Whilst painkillers and creams offer the potential for substitutions, drugs like those used for epilepsy – which require careful titration and where some people respond only to certain very specific agents and doses – are harder to deal with. Like Creon, which is essential for aiding digestion in those whose pancreas has been damaged by cystic fibrosis or other disease, these drugs are currently amongst those most affected by shortages. Enthusiasts of weight loss agents will also be familiar with problems of supply, reflected both in the price and in the plain absence of the drugs from pharmacies. The medicine supply is not one problem. Wegovy and Mounjaro are hard to manufacture and wanted by half the world. Creon is caught in a European shortage made worse by the withdrawal of a competitor.

One of the unsung successes of the NHS has been its ability, as a monopsony purchaser, to buy drugs on the cheap. The trade-off is that when the shortages are global, we’re not first in the queue.
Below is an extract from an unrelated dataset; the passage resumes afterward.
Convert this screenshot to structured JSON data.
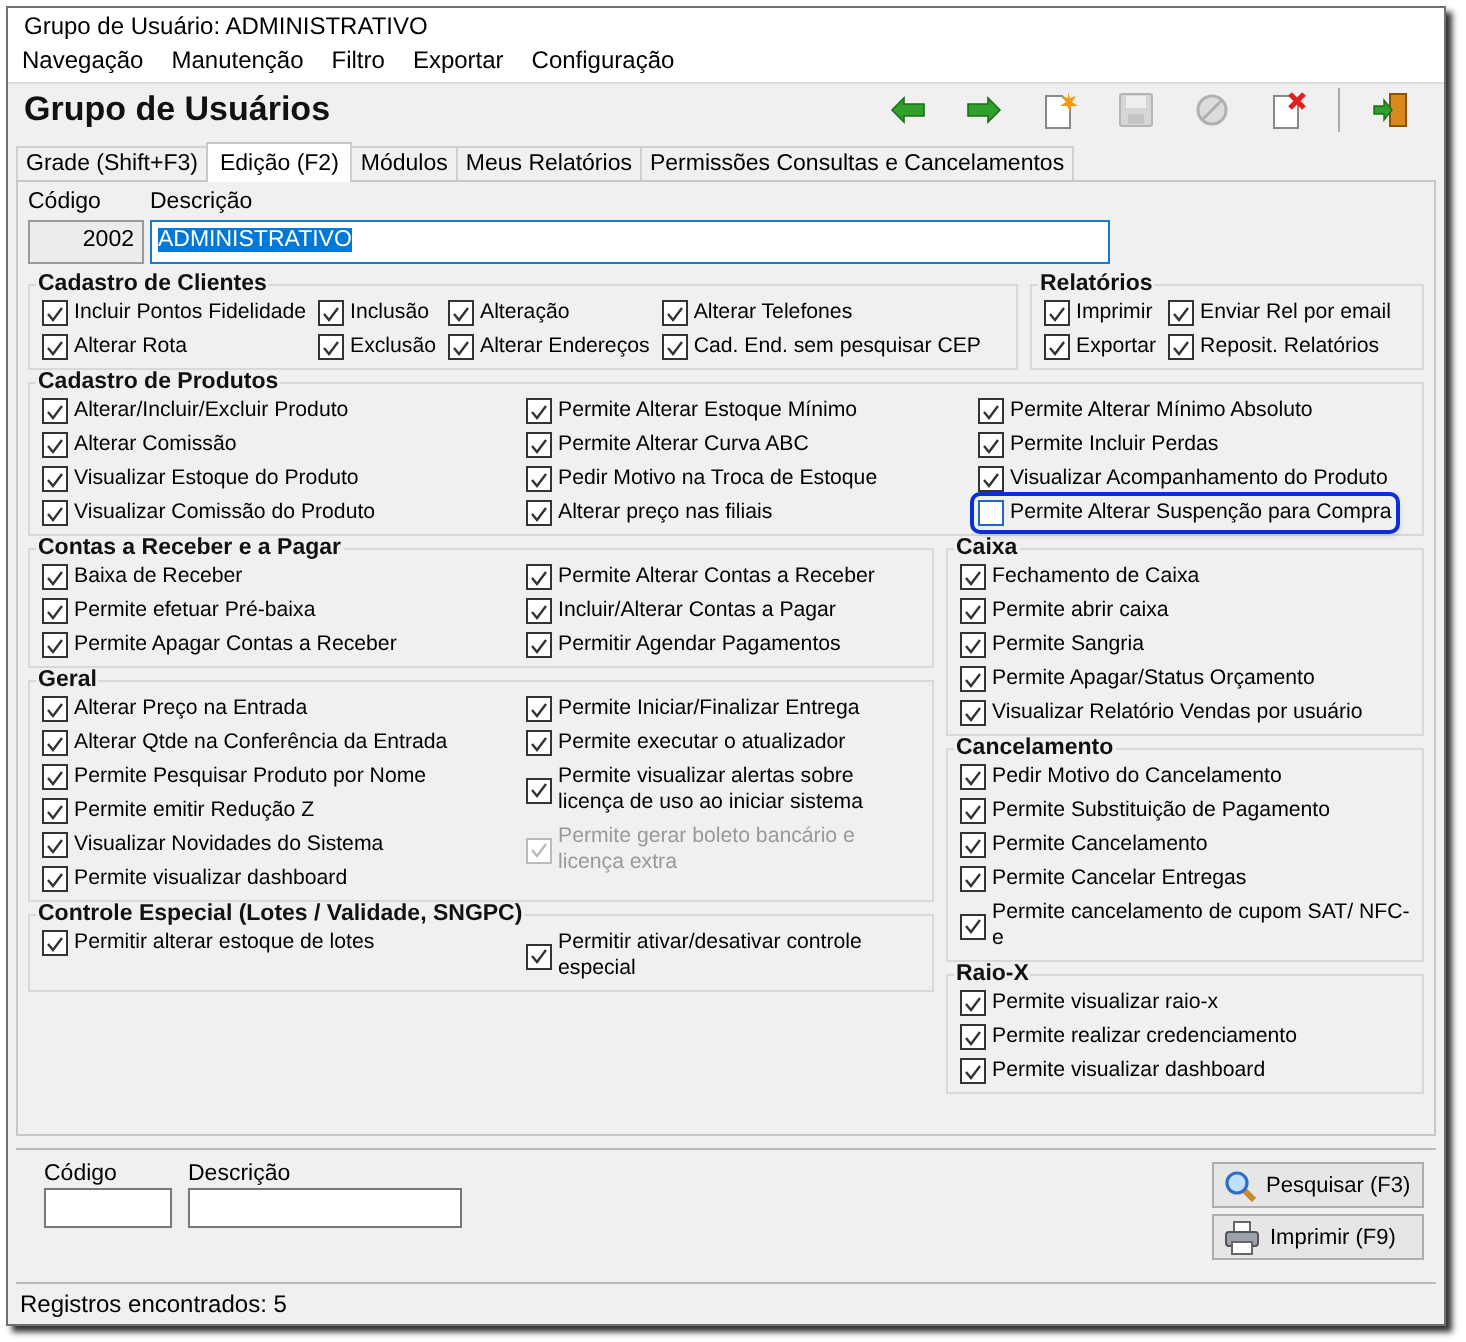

The other fundamental issue is that as a nation we’ve become poor at making our own drugs. This isn’t surprising – we’ve become bad at manufacturing overall – but we are one of the historical homes of the pharmaceutical industry, and it’s an area where we remain strong. Manufacturing, however, has slipped abroad. We don’t have the supply chains and we don’t have affordable energy. Less visible, but no less important, our regulations are punitive and our regulators inefficient and slow.

Improving these problems also requires trade-offs. Regulators have a native fondness for inefficiency, but funding ours better would help – at a price. And while punitive regulations dampen industry, and diminish innovation, they prioritise safety.
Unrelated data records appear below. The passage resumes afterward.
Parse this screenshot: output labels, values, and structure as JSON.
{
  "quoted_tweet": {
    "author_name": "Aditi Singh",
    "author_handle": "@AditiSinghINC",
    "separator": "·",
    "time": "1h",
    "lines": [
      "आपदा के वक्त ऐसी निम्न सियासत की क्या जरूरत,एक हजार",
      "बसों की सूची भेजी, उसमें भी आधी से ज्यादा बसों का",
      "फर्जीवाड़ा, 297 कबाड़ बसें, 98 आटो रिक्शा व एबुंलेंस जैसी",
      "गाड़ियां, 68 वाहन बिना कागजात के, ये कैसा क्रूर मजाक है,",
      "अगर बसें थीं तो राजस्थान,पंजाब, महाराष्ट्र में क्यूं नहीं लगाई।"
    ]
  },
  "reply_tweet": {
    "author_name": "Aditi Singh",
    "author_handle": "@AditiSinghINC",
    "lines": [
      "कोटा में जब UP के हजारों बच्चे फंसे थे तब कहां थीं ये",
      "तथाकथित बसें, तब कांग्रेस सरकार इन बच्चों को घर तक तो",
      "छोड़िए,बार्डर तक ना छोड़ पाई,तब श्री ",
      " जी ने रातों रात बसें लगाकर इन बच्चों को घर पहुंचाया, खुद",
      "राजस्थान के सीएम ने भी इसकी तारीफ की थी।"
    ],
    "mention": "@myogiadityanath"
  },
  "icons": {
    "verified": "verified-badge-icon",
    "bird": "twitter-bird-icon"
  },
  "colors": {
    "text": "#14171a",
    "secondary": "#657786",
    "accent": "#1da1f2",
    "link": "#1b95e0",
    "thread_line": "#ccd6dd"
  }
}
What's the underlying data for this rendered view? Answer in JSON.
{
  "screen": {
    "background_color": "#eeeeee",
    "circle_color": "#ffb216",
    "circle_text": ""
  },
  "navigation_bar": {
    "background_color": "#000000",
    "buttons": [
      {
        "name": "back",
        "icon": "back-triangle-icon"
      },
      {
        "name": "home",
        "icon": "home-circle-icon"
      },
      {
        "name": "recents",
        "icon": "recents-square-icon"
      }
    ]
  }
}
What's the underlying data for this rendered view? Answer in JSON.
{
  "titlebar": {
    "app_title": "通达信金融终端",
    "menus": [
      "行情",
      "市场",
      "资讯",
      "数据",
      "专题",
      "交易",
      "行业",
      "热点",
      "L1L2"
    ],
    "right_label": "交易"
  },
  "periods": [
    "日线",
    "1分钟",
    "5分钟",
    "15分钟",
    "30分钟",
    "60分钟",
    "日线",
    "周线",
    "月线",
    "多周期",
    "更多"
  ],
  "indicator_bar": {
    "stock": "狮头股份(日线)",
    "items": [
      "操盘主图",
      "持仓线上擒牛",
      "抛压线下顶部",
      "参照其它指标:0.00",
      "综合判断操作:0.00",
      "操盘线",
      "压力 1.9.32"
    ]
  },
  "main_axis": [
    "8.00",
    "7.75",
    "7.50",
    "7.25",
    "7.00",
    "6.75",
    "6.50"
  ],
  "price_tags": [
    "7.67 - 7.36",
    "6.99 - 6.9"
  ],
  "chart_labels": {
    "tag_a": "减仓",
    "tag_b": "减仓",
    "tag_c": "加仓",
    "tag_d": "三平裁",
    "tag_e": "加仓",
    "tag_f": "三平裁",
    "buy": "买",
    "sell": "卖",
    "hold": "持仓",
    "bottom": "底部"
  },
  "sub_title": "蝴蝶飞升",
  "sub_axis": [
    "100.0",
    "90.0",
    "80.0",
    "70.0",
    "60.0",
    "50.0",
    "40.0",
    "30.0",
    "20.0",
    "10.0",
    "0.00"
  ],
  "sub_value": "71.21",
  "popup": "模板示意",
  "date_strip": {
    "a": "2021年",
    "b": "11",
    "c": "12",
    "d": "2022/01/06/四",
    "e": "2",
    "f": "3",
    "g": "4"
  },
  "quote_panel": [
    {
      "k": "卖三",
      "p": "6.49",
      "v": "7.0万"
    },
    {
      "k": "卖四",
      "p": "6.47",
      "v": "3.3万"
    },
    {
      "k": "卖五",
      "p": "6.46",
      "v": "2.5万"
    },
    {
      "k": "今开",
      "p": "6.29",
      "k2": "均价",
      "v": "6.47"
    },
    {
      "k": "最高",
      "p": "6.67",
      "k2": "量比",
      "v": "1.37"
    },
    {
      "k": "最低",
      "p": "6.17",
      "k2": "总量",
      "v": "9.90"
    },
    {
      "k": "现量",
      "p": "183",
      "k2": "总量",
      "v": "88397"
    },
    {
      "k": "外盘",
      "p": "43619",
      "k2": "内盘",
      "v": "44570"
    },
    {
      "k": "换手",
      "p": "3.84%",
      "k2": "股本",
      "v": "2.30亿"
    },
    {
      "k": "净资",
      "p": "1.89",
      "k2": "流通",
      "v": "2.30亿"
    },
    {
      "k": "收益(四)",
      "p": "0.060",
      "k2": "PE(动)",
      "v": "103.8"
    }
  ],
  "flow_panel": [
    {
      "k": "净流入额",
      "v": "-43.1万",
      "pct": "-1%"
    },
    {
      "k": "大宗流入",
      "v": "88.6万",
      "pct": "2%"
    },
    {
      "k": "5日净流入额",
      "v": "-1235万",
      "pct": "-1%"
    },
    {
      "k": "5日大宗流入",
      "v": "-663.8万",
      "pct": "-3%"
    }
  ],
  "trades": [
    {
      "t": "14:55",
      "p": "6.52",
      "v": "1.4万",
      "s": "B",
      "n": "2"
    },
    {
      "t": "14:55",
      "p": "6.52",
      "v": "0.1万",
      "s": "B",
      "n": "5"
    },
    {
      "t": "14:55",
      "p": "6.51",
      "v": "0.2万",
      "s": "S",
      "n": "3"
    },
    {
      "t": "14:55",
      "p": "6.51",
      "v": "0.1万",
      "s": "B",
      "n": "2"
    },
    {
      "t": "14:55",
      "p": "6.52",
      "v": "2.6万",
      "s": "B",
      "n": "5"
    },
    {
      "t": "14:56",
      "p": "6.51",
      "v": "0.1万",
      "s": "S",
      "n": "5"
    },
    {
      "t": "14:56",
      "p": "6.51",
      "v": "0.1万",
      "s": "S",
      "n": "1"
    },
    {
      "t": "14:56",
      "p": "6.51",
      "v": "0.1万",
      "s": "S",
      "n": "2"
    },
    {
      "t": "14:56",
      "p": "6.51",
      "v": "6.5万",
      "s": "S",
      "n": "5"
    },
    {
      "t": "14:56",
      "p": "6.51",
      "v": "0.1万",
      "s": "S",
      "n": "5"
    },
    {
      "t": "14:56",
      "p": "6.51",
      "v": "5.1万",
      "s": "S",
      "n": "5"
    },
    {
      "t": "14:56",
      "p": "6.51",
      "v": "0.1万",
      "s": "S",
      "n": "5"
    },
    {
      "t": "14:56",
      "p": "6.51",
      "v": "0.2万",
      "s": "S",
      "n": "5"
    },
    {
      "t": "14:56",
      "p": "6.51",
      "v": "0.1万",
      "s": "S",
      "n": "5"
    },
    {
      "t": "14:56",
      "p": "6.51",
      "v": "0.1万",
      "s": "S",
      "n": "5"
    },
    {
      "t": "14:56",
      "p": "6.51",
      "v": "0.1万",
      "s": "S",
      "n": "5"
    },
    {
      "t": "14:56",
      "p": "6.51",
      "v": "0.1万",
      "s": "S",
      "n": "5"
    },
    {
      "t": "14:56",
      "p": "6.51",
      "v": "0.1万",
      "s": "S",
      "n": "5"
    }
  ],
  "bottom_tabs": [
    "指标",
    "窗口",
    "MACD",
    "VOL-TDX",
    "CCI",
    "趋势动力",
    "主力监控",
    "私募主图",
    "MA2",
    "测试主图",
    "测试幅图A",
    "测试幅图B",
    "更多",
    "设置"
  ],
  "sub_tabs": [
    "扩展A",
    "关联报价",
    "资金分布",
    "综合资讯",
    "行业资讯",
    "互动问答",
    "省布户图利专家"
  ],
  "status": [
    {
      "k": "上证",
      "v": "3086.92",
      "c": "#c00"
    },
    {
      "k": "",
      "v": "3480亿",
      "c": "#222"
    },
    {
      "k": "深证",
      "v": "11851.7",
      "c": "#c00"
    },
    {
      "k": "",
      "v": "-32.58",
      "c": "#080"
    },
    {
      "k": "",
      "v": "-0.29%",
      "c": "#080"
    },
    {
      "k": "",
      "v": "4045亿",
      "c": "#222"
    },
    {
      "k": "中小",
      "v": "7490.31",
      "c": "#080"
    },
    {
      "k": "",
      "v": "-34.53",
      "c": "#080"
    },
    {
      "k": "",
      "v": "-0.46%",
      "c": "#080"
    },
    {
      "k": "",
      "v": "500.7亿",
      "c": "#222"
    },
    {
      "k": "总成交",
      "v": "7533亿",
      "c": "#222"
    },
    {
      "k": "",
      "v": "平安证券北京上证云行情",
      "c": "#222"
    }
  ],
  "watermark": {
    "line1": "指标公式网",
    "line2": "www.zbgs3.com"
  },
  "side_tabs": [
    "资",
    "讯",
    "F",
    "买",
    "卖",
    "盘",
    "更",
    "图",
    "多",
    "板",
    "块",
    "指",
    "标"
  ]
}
Modern drug regulation took a step forward in 1938, when the American FDA was transformed in the wake of the Massengill Company’s manufacturing error. Their sulfanilamide, an early antibiotic, was dissolved not in ethanol – alcohol – but in diethylene glycol. This was known to be poisonous, but not to the company’s chief chemist, Harold Watkins. 106 people died – 105 from the toxic effects of the drug, the last from a bullet, when Watkins shot himself.

Much generic production takes place in India, safely and efficiently. But in 2022, 70 Gambian children died from Indian-produced cough syrup. In an overlooked part of the supply chain, ethanol, to save money, was once more replaced with ethylene and diethylene glycol.

All life is the art of the possible. Drug shortages can be abolished only through overproduction and stockpiling. Today’s problems, in the scheme of things, are small. But to the people who can’t get the drugs they need, they’re not small at all. We can do better, we just shouldn’t hope for perfection.